If you go a few miles further past the Saturn V standing on I-565 in Huntsville, and if you know where to turn, you may see an old cotton mill that once housed a shoe factory called Genesco. Long ago it was a major employer for the hundreds of workers who sat within the redbrick walls on the wooden floors cutting a sewing in the sweltering summer heat as the aging machines labored.
Then it was closed, employees sent home and Huntsville lumbered into the Space Age as the rocket ships plowed their way like mules into the blue skies and on to the Moon.
But the buildings remained.
And the city that built the rocket ships changed as new high tech industries made the local research park home to more diversified and in some ways darker places to work. As weapons industries replaced America's ambitions in space, as the universities grew and the city spread out beyond the emerald necklace of green hills that once circumscribed the city proper, quietly the art communities also expanded.

For the past few years, the factory space was transformed into galleries, studios, and artists, painters, dress makers, rug makers, photographers, collectors and sellers of old clothes and even a maker of cigarbox guitars took residence. The loading dock became a concert stages and bands from the southeast began to play free concerts.

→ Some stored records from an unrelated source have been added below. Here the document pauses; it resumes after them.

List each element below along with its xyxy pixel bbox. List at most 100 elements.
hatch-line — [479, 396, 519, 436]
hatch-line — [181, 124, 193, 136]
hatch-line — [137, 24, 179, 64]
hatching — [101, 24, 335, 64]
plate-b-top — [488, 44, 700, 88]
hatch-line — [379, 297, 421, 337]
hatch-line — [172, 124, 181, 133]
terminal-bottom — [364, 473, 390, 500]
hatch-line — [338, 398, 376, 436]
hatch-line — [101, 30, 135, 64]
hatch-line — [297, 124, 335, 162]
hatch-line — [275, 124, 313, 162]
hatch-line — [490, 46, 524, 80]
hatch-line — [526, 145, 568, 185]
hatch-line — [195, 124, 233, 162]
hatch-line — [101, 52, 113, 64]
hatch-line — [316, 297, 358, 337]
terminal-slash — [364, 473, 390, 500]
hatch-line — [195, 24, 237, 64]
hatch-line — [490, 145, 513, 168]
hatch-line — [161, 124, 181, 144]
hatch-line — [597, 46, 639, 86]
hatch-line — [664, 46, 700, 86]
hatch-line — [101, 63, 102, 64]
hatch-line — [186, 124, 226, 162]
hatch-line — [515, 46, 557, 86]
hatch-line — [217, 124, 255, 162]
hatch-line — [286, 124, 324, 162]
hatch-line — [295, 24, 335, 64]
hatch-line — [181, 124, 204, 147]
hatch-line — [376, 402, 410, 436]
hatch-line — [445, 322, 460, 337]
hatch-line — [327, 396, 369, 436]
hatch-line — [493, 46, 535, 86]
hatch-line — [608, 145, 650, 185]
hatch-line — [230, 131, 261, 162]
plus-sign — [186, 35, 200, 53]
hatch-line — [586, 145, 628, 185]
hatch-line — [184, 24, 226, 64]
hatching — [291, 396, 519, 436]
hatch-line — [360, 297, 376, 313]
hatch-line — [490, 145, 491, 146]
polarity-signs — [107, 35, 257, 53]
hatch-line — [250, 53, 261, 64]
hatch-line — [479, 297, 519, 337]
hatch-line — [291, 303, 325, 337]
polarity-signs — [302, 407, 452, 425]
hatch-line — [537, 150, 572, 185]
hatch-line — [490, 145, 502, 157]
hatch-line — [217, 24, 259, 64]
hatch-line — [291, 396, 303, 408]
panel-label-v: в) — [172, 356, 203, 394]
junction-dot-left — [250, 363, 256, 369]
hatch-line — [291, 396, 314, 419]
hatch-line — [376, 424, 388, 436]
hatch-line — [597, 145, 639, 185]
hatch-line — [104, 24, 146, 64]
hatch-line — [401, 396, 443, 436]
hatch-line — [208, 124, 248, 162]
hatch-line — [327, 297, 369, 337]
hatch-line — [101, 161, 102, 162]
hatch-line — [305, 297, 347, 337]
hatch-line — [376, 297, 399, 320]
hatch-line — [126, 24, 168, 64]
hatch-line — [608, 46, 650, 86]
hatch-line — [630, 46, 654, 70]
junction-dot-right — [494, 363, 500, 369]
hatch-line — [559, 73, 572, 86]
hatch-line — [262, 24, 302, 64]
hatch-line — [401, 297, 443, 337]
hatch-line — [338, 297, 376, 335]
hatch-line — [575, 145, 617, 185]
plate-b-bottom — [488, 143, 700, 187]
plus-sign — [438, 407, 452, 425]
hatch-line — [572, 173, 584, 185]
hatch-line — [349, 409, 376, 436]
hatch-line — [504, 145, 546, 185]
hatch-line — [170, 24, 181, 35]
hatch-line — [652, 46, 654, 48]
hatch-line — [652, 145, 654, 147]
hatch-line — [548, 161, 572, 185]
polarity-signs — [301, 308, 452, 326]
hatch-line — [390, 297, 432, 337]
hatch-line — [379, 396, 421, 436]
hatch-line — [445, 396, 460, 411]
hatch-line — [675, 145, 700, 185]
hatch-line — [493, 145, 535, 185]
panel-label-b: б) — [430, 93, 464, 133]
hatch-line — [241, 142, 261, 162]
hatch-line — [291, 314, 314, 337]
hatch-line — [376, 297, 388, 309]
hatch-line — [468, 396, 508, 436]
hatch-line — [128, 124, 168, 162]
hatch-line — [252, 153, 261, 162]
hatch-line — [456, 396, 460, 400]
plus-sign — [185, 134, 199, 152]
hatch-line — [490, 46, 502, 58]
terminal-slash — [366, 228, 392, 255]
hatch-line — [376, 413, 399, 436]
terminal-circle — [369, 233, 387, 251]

And if you come to Alabama, you should come to the largest single arts studio in the Southeast and possibly the country. Walk in the shops, visit the theatre, see the place where young movie makers come to be trained. Come to what is made when independents gather in one place and call it home. There are seven galleries, ninety three studios, over one hundred and forty eight artists, and soon thiry per cent more space as another building is opened,
This is love. And love is never wrong.